Your grandpa saw bats, hallucinating
in the hospital room

where his fatty liver failed. I stood
in a corner while the witchdoctor rolled eggs

over his jaundiced skin and basketed them
in the nightstand. That was my first visit

to the province of your mother's birth.
While Yi Lin lay dying, his family banqueted

in my honor. A guest at his deathbed,
I held his arm while he sprayed diarrhea

over the squat toilet. This is not a poetic image,
not a pretty thing to think about, but

on the night before your first Halloween,
I cannot help myself.

Walking to Walmart below the star-pricked dark
and cloud-swaddled moon of Blue Springs,

Missouri, I ache for the man I knew.
Sweet and patient, slurred and slow

to converse with the foreigner
who married his only daughter, he waited

at the train station.
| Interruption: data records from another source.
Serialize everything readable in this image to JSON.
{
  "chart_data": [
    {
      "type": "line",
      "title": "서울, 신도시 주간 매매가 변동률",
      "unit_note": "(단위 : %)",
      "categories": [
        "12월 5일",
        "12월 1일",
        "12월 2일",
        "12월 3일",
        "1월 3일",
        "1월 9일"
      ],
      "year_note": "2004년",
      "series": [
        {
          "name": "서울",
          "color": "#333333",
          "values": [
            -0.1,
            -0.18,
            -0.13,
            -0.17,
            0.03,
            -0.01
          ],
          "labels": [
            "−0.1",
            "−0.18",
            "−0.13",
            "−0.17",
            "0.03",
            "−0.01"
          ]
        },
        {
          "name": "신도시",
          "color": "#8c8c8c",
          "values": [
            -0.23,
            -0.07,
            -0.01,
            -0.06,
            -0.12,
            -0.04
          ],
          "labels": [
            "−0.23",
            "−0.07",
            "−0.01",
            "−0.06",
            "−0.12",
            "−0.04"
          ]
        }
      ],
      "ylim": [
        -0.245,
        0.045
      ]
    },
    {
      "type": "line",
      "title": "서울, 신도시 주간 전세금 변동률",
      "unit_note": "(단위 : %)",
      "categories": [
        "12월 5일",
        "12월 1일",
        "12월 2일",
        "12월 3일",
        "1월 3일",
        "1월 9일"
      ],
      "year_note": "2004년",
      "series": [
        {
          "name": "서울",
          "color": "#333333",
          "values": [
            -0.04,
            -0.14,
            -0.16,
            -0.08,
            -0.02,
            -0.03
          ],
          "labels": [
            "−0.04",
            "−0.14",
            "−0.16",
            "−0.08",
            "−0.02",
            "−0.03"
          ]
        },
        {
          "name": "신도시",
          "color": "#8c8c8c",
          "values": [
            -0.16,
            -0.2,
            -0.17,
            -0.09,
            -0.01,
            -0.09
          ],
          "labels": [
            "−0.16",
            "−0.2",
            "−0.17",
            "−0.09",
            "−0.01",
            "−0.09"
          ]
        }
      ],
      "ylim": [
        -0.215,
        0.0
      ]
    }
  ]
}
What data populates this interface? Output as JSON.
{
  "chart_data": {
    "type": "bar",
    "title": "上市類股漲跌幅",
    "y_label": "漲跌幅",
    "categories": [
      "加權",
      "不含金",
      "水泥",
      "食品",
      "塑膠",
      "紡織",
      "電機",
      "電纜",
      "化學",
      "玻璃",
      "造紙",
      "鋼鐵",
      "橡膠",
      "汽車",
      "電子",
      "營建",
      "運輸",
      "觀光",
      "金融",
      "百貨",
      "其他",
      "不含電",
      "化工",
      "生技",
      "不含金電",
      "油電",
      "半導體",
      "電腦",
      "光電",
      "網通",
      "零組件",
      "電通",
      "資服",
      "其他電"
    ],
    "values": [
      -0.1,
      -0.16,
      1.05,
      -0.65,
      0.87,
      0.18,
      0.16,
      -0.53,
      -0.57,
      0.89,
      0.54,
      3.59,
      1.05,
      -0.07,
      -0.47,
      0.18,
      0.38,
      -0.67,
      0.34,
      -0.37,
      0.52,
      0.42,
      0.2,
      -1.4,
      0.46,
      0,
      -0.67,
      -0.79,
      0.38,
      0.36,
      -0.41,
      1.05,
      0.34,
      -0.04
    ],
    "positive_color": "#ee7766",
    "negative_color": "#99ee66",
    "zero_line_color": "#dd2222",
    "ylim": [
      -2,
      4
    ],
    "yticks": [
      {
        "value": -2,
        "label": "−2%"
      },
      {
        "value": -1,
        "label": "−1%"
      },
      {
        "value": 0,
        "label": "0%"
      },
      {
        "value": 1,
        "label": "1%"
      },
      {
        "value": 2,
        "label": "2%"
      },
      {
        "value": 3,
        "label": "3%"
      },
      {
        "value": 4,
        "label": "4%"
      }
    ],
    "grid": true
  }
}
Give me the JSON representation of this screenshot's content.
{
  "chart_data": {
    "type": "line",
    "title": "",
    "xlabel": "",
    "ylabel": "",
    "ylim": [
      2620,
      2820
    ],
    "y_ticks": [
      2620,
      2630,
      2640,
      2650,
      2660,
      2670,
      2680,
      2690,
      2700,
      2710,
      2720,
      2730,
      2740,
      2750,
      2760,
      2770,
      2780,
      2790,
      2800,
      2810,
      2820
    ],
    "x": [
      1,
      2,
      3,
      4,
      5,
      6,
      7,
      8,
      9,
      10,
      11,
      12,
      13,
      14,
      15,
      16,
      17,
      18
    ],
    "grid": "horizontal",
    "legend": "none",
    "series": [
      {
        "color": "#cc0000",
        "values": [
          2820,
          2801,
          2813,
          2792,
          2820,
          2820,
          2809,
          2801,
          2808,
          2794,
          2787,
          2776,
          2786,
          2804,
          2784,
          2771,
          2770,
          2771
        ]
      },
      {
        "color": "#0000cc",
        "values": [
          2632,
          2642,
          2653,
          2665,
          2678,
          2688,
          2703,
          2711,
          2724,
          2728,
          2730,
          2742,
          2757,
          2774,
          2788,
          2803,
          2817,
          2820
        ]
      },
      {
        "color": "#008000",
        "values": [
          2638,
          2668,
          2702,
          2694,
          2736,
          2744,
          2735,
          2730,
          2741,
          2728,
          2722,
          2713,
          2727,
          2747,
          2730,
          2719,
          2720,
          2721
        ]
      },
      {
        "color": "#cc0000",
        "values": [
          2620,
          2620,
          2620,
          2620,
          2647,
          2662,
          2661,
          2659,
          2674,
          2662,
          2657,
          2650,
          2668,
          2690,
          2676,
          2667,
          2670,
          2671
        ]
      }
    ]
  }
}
He took my hand
in the maelstrom of human body parts

and odors. He took my hand like a child's
though I stood a head taller than him.

He loved Beethoven and the mountains, breasts
of boulder to which mist clung like cigarette

smoke, he framed in a letterbox of thumb
and forefinger, forefinger and thumb. Tonight

I raise my neck to the wounded gibbous
on my way to buy ointment for diaper rash,

for your bleeding rectum. Yi Lin was
a beautiful man, little bug. You remind me of him.